# Russian Free Runner



## SRoper (Feb 4, 2006)

[video=google;515642196227308929]http://video.google.com/videoplay?docid=515642196227308929&amp;q=russian[/video]

It's poorly edited and mixed, but minutes 2-5 are pretty amazing.


----------



## cupotea (Feb 4, 2006)

> _Originally posted by SRoper_
> Russian Free Runner
> 
> It's poorly edited and mixed, but minutes 2-5 are pretty amazing.



Gadzooks!!!


----------



## SolaScriptura (Feb 4, 2006)

Wow. I mean wow.
If the guy w/o the shirt was a criminal... the police would never catch him. In fact, I wonder if that's how he learned to do that! 

Putin should hire him to train the Russian SF troops.


----------



## ANT (Feb 4, 2006)

My 16 yr old son and his friends are always making videos like that and putting them on the internet. My son's are not as extreme as the building jumping, but they do do all the different kinds of flips off of everything they can get onto.
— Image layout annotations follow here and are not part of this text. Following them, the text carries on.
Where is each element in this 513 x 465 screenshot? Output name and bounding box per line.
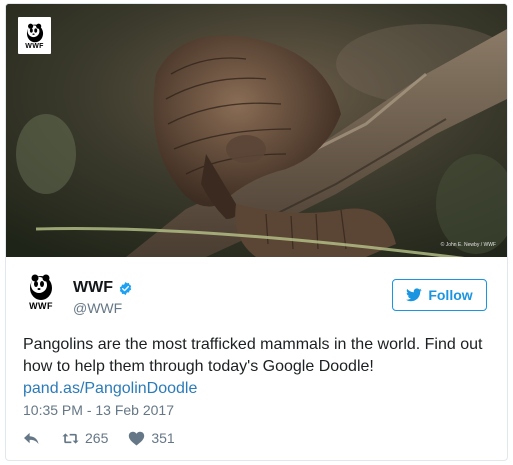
photo-credit: © John E. Newby / WWF: [440, 242, 496, 248]
panda-icon: [30, 274, 52, 300]
author-handle[interactable]: @WWF: [73, 300, 133, 316]
tweet-text: Pangolins are the most trafficked mammal…: [23, 334, 493, 400]
pangolin-photo: [6, 4, 507, 257]
retweet-count: 265: [85, 430, 109, 446]
author-names[interactable]: WWF @WWF: [73, 279, 133, 316]
tweet-actions: 265 351: [23, 428, 175, 448]
avatar-logo-text: WWF: [29, 301, 53, 311]
avatar[interactable]: WWF: [23, 271, 59, 315]
tweet-link[interactable]: pand.as/PangolinDoodle: [23, 378, 493, 400]
twitter-bird-icon: [406, 288, 423, 302]
reply-button[interactable]: [23, 431, 40, 446]
follow-button-label: Follow: [428, 287, 473, 303]
retweet-icon: [62, 432, 79, 444]
display-name[interactable]: WWF: [73, 279, 113, 297]
heart-icon: [129, 431, 145, 446]
tweet-body: Pangolins are the most trafficked mammal…: [23, 336, 483, 375]
tweet-timestamp[interactable]: 10:35 PM - 13 Feb 2017: [23, 402, 174, 418]
tweet-photo[interactable]: WWF © John E. Newby / WWF: [6, 4, 507, 257]
watermark-logo-text: WWF: [25, 43, 44, 50]
like-button[interactable]: 351: [128, 430, 175, 446]
display-name-row: WWF: [73, 279, 133, 297]
reply-icon: [24, 432, 39, 444]
tweet-header: WWF WWF @WWF Follow: [6, 257, 507, 321]
wwf-watermark-logo: WWF: [18, 17, 51, 54]
verified-badge-icon: [119, 281, 132, 295]
retweet-button[interactable]: 265: [62, 430, 108, 446]
tweet-card: WWF © John E. Newby / WWF WWF WWF @WWF F…: [5, 3, 508, 461]
like-count: 351: [151, 430, 175, 446]
follow-button[interactable]: Follow: [392, 279, 487, 311]
panda-icon: [26, 23, 43, 43]
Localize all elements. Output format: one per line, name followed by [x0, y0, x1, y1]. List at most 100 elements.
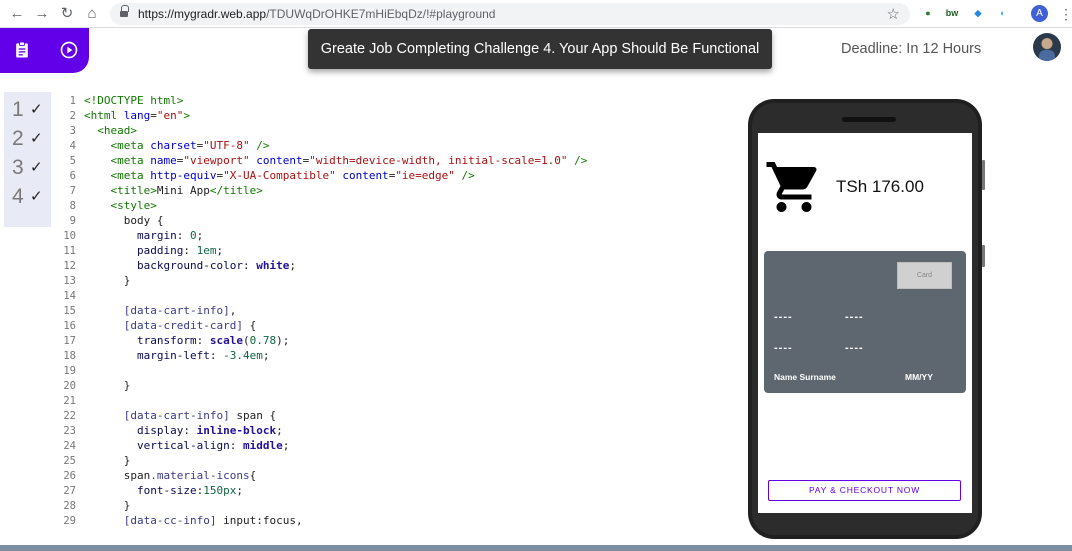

My only fear is that he is going to get a broken neck one of these times. But the Lord has been merciful thus far.

Cool video!

I'll try to find the links to my son's videos when he gets home later tonight and I'll post them on.


----------



## Presbyrino (Feb 5, 2006)

The russian, spider-man!


----------



## Bladestunner316 (Feb 5, 2006)

COOL!!!!


----------